On appeal, Jones argues that his sentence was imposed in violation of law because it included irrelevant conduct and placed him in the career criminal category in violation of the prohibition against ex post facto laws and the Eighth Amendment.

Jones's offense level was based upon the armed career criminal provision of U.S.S.G. § 4B1.4 instead of the drug quantity tables following § 2D1.1. Thus, even if the district court had not included the disputed 8.4 grams of crack in the drug quantity attributed to Jones, there would have been no difference in his sentencing range. The issue is, therefore, moot.
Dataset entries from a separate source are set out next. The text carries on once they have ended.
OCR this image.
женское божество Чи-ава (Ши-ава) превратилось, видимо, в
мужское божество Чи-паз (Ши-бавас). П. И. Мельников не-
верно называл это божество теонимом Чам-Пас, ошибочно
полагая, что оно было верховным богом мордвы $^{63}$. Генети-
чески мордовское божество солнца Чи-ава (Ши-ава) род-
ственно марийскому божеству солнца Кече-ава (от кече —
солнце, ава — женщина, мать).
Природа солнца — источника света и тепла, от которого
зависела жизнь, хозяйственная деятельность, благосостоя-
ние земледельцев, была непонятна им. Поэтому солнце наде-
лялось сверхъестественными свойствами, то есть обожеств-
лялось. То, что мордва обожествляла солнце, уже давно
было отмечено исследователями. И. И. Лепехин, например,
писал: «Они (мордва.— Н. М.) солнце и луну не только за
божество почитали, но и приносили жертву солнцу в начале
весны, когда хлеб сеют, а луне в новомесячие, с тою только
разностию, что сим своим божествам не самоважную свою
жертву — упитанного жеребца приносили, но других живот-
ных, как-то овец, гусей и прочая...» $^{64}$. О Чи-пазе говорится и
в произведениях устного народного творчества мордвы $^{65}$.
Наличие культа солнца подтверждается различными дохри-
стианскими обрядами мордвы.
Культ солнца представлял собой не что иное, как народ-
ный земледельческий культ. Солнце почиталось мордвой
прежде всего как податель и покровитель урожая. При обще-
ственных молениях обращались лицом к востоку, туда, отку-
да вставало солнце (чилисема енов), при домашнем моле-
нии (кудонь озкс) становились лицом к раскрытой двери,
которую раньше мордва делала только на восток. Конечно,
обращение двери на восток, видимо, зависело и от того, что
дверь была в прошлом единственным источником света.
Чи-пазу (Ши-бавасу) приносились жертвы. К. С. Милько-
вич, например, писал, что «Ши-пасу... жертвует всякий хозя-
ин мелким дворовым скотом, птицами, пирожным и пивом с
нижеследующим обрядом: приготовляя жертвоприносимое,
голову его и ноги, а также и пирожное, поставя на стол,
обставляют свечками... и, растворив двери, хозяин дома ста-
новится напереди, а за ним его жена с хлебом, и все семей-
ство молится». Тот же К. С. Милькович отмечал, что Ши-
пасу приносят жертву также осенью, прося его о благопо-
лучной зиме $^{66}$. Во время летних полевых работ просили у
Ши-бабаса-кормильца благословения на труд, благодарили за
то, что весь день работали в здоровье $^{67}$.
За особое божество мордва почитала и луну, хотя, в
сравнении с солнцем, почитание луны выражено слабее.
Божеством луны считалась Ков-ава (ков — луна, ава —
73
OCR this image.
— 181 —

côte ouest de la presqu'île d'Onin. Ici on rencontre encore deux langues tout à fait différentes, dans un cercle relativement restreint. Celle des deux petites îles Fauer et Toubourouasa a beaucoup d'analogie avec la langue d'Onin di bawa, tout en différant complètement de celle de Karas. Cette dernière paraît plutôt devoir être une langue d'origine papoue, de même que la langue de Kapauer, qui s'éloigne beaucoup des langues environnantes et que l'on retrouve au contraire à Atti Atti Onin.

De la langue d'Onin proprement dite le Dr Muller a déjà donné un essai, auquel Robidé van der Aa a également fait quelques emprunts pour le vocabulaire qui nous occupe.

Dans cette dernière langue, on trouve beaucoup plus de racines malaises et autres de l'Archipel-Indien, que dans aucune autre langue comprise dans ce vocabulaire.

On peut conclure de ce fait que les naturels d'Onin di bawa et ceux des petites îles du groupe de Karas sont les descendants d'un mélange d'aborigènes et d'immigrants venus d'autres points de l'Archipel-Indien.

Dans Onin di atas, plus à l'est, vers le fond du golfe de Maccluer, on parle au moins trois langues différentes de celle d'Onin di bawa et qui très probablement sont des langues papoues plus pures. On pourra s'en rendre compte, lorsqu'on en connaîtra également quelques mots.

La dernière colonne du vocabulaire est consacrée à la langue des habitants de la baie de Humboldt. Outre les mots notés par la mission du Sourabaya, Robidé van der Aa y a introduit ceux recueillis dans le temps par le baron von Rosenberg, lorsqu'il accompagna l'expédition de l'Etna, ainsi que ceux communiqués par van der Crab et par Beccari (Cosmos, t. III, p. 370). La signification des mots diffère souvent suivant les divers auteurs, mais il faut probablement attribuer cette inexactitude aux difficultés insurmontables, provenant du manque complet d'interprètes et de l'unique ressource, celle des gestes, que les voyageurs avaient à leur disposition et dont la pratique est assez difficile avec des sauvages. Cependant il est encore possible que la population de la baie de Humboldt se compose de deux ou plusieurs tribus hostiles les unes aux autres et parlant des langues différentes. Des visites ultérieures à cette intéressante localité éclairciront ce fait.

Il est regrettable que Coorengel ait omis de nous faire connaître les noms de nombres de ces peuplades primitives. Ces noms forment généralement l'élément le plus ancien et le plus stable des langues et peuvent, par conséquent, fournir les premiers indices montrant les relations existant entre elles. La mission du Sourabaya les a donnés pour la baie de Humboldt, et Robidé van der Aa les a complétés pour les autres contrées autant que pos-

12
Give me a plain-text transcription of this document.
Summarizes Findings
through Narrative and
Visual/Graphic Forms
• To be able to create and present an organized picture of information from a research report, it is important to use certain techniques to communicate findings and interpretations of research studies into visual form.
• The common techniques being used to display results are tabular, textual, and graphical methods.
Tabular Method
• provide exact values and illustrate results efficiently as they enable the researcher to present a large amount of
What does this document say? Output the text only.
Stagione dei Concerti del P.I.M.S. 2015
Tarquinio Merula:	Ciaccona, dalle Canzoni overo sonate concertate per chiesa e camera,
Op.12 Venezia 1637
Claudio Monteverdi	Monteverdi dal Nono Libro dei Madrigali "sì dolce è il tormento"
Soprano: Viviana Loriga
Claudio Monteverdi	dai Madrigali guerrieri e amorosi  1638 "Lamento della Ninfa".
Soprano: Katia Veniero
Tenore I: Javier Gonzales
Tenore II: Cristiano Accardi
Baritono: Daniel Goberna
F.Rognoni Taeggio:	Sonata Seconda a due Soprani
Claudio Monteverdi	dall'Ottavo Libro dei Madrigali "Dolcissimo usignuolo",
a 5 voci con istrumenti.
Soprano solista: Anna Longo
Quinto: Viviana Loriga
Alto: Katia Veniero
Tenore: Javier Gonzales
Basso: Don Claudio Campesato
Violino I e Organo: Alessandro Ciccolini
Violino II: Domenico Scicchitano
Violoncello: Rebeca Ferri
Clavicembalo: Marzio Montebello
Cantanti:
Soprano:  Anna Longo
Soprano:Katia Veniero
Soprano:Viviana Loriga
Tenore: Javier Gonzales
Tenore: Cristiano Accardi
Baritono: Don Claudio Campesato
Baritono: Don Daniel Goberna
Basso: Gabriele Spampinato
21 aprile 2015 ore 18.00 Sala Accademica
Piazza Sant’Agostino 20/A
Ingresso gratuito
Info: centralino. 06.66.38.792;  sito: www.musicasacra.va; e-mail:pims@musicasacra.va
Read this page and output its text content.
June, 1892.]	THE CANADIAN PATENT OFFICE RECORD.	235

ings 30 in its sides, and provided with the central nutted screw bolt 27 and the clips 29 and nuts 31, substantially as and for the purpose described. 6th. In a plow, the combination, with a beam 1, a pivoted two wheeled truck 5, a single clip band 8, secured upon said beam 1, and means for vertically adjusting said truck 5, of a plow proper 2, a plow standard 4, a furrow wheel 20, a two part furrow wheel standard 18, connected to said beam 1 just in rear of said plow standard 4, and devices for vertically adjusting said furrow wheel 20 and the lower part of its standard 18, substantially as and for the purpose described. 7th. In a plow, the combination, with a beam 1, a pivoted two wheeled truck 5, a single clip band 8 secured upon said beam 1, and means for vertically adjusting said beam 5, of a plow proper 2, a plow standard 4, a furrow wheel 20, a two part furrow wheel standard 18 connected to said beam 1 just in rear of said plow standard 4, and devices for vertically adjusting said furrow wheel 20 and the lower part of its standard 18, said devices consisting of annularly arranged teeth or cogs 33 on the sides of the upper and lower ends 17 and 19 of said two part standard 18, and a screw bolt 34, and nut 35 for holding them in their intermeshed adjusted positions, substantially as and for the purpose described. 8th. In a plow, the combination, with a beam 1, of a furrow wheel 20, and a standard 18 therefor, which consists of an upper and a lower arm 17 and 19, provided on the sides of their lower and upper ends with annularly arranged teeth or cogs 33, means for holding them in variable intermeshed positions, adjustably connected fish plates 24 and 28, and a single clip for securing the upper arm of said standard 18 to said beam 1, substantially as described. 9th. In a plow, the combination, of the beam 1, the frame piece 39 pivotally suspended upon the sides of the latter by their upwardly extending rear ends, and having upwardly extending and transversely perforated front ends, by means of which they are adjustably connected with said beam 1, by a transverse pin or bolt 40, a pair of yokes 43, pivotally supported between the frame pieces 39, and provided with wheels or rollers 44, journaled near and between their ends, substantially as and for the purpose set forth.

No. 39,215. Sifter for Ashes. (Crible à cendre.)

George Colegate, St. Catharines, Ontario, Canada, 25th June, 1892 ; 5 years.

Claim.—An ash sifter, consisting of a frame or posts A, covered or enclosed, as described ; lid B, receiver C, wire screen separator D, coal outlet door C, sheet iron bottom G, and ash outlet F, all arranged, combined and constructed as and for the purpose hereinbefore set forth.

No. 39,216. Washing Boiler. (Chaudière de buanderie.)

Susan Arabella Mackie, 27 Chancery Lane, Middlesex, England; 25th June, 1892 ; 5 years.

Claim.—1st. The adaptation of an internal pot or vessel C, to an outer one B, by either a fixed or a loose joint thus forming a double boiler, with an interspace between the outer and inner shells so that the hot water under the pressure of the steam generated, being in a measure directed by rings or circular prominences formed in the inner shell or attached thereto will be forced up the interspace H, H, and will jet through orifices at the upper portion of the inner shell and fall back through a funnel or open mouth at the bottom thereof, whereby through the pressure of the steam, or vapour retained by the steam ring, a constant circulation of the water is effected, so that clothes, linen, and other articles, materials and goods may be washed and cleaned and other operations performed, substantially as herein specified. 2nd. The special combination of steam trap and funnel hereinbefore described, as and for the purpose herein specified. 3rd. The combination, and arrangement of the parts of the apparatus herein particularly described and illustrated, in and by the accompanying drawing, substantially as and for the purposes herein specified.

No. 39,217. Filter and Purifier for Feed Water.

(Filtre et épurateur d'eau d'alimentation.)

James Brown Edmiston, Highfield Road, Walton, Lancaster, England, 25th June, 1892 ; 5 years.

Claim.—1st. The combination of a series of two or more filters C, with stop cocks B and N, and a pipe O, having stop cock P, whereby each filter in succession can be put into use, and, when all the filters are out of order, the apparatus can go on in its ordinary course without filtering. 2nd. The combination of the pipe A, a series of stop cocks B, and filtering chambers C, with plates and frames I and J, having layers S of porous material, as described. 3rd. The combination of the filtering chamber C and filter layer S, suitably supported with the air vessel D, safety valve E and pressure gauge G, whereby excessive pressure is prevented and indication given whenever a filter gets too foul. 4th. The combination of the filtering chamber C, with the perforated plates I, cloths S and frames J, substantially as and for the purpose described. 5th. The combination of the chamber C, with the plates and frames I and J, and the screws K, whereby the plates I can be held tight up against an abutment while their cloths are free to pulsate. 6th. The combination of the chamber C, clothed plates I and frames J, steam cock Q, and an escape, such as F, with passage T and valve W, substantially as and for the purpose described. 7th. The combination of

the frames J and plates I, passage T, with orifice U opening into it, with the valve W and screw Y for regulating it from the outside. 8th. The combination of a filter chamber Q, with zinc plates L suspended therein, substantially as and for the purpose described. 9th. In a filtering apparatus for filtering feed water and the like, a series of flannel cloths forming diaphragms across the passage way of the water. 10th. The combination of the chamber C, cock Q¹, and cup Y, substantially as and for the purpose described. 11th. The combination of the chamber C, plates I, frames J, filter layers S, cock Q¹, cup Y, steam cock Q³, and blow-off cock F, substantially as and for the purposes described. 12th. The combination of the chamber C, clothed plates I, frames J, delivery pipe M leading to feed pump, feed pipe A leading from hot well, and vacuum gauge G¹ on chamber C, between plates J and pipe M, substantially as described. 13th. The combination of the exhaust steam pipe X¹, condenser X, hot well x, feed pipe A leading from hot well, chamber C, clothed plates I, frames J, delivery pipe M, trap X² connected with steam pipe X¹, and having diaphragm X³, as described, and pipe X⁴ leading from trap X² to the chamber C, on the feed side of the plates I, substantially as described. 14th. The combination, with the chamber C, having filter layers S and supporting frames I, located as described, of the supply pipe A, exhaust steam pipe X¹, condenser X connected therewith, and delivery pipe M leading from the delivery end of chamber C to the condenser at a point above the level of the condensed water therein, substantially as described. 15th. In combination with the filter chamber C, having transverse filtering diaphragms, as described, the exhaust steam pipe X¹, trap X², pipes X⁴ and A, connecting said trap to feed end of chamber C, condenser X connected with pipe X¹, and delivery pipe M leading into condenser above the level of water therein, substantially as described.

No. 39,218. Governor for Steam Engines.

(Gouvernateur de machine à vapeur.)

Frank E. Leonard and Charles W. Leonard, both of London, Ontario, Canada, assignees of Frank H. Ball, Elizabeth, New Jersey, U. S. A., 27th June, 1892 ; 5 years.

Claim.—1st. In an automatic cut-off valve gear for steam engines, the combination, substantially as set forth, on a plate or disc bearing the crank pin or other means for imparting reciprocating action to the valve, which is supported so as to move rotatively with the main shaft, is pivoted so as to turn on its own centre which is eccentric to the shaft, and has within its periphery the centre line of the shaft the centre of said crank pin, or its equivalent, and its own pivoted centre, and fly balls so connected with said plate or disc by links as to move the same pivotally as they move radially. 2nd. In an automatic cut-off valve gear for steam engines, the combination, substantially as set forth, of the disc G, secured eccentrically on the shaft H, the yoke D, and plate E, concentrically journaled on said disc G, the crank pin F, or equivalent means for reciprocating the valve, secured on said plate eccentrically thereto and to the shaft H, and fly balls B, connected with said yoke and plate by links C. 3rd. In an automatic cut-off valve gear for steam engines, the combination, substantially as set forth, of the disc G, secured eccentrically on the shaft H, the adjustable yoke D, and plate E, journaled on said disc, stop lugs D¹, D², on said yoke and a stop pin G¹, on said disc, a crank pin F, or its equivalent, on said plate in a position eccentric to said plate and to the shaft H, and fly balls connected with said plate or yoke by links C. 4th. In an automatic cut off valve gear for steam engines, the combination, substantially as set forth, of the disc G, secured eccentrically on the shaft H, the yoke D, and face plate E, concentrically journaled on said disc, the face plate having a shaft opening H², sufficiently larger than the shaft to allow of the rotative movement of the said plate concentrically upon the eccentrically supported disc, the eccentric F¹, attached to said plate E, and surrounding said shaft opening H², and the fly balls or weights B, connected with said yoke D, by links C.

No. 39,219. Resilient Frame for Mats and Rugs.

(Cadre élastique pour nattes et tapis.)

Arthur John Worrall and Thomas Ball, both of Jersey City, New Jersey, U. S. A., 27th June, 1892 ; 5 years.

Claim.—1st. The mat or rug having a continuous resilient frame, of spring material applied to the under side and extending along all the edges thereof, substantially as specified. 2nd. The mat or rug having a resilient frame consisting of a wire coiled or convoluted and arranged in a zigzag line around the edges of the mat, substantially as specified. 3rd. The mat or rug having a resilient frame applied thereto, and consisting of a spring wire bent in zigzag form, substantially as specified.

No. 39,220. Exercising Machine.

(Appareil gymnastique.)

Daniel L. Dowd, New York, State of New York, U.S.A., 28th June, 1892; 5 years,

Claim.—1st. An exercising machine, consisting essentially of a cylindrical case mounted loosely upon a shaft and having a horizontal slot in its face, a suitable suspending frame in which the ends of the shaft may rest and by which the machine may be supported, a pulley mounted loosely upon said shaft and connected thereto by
Moreover, the district court's finding that Jones's possession of 8.4 grams of crack on June 28, 1990, is relevant conduct under § 1B1.3 is not clearly erroneous. See United States v. Miller, 910 F.2d 1321, 1327 (6th Cir. 1990), cert. denied, 111 S. Ct. 980 (1991).

Jones has waived his arguments relating to the armed career criminal provision of § 4B1.4 because he did not raise them before the district court. See United States v. Nagi, 947 F.2d 211, 213 (6th Cir. 1991), cert. denied, 112 S. Ct. 2309 (1992). In any event, they are meritless.

Accordingly, the district court's judgment, entered June 25, 1991, is affirmed. Rule 9(b) (3), Rules of the Sixth Circuit.